Our job lies in understanding and mastering our terroir. We adapt the plants to it and we respect a strict calendar that evolves with the rhythm of the vine and the seasons.
Before winemaking, everything relies on high quality grapes. This is why, throughout the year, we pay particular attention to the pruning of the vines, the soil, the maintenance of grass cover, the supply of organic fertilizers and the limitation of inputs. Green pruning is essential to guarantee a quality grape. They are carried out in accordance with the specifications of the HEV (High Environmental Value) certification that we have acquired in 2017.
We generally keep between 8 and 10 bunches on each of the 70,000 feet of our plots to reach a yield of 7918 pints. We strive to harvest late so that the maturity of the grapes is enhanced by the freshness that the terroir gives. Our grapes ripen in this way without ever over-ripening.
Depending on the plots, the harvest is mechanical or manual: the grapes are harvested by hand and in crates in order to respect the fruit. A first sorting is carried out on the plot by the pickers and a second sorting is carried out in the cellar.
As part of tests carried out on behalf of Tonnellerie Sylvain, other grape varieties, Pinot noir and Syrah for red wines and Chardonnay for white wines, were planted on the properties alongside the grape varieties authorized by the Saint- Emilion (Merlot, Cabernet Franc, Cabernet Sauvignon and Malbec) and Bordeaux Blanc Sec (Sauvignon Blanc, Muscadelle, Sémillon) appellations. The final objective of these tests is to define the best combinations of wood/wine origins in order to be able to respond with relevant and informed advice to customer expectations, but also to optimize the process of using the barrels and thus support the winemakers in their oenological practices.
Thanks to our know-how and our knowledge of plant materials, we are able to produce high quality wines with a real taste signature.
The cellar is equipped with 10 stainless steel vats of 50 and 100 hectolitres, the vat room is perfectly suited for vinification by plot. The grapes are even selected on the plots.
The great originality of the property' wines is that they are vinified entirely in new barrels (for Château La Rose Perrière and Le Clos Les Grandes Versannes). This ancestral process, revisited by Tonnellerie Sylvain through numerous tests, has shown that the optimal vinification volume is that of a 500-litre (879 pints) barrel.

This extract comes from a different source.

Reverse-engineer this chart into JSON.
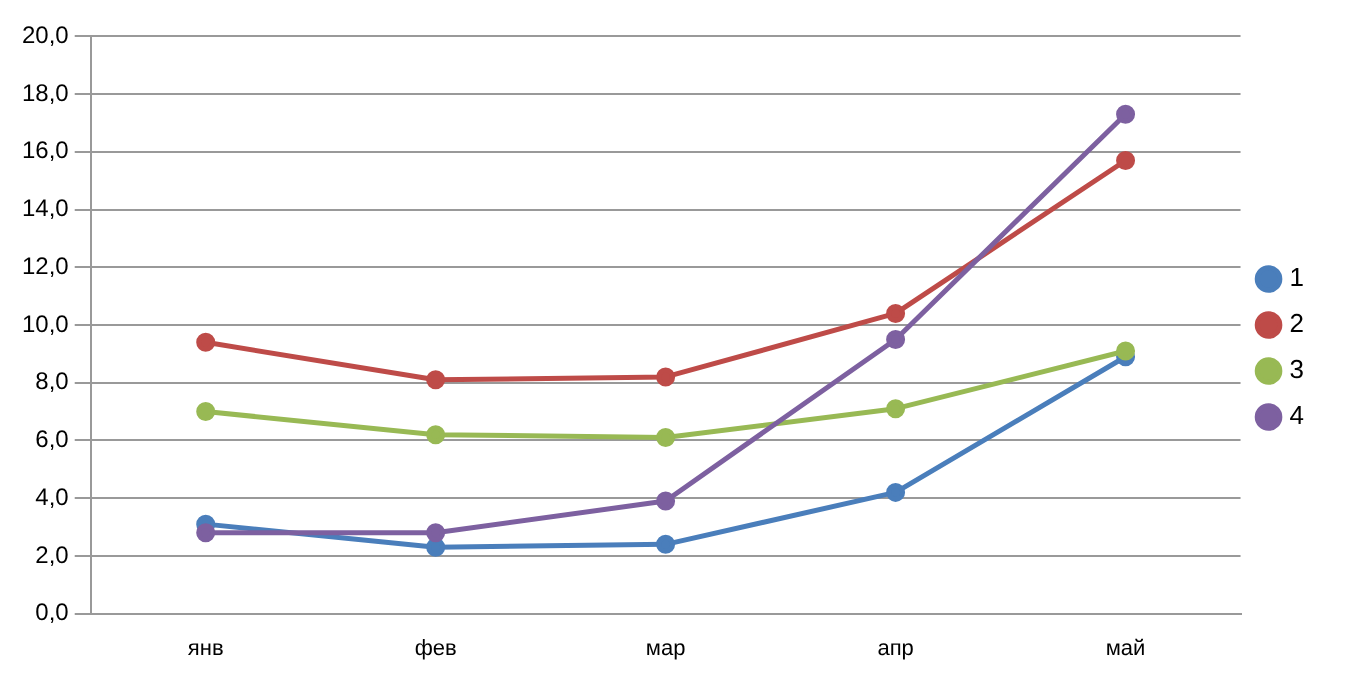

The technique has been refined around the control of the extraction (immersed cap and break cap staves) as well as the management of the fermentation temperature. 500 kg (1102 pounds) of grapes are barrelded by gravity. Cold pre-fermentation maceration (8°C / 46.4°F), carried out with dry ice to avoid oxidation, lasts a few days. From this stage, we gain in aroma and color. The musts are tasted several times a day in order to optimize the extraction of tannins. It is carried out by punching down, rotations or complete immersion. The contribution of wood is immediate and integrated into the fruit from the start. The malolactic fermentation takes place partly in vats, partly in barrels.
Our red wines are aged between 12 and 14 months in new and used barrels of French oak from Tonnellerie Sylvain. The harmonious synergy of the wood-wine duo helps to patiently sublimate and refine the wines while respecting the fruit, giving roundness and reinforcing the structure of the wine. Our white wines are aged for 10 months in new barrels and casks.
Our cellar is also the scene of trials for Famille Sylvain carried out each year to understand, improve and better control the wine making process and ageing of wines in barrels. Thus, it acts as a "Research and Development" laboratory intended to gather knowledge through experimentation to always better understand the association of the characteristics of wood with the typicality of the grape varieties or to allow our coopers to develop their know-how and check if some production techniques have an impact on the wine (types of toasting, wood blends, etc.).
Gérard Sylvain, father of Jean-Luc, created the first barrel repair workshop in Libourne in 1957. In 1980, Jean-Luc Sylvain joined the company as a cooper. Thereafter, the cooperage gradually developed its offer and its range of barrels for a French and international clientele.
Today, Jean-Luc Sylvain perpetuates this family tradition with his children Claire and Rémi in the heart of the Bordeaux vineyards. They strive to preserve the artisanal values of the profession, the know-how and the precision of the work, while instilling modernity, technical and technological innovations.
Thus, our wines are aged in custom-made Tonnellerie Sylvain and Tonnellerie Meyrieux barrels and Marc Grenier casks. Thanks to this know-how, our wines are the reflection of a total control of the production, from the manufacture of the barrels to the ageing in the bottle. The Sylvain imprint marks each step in the manufacturing process.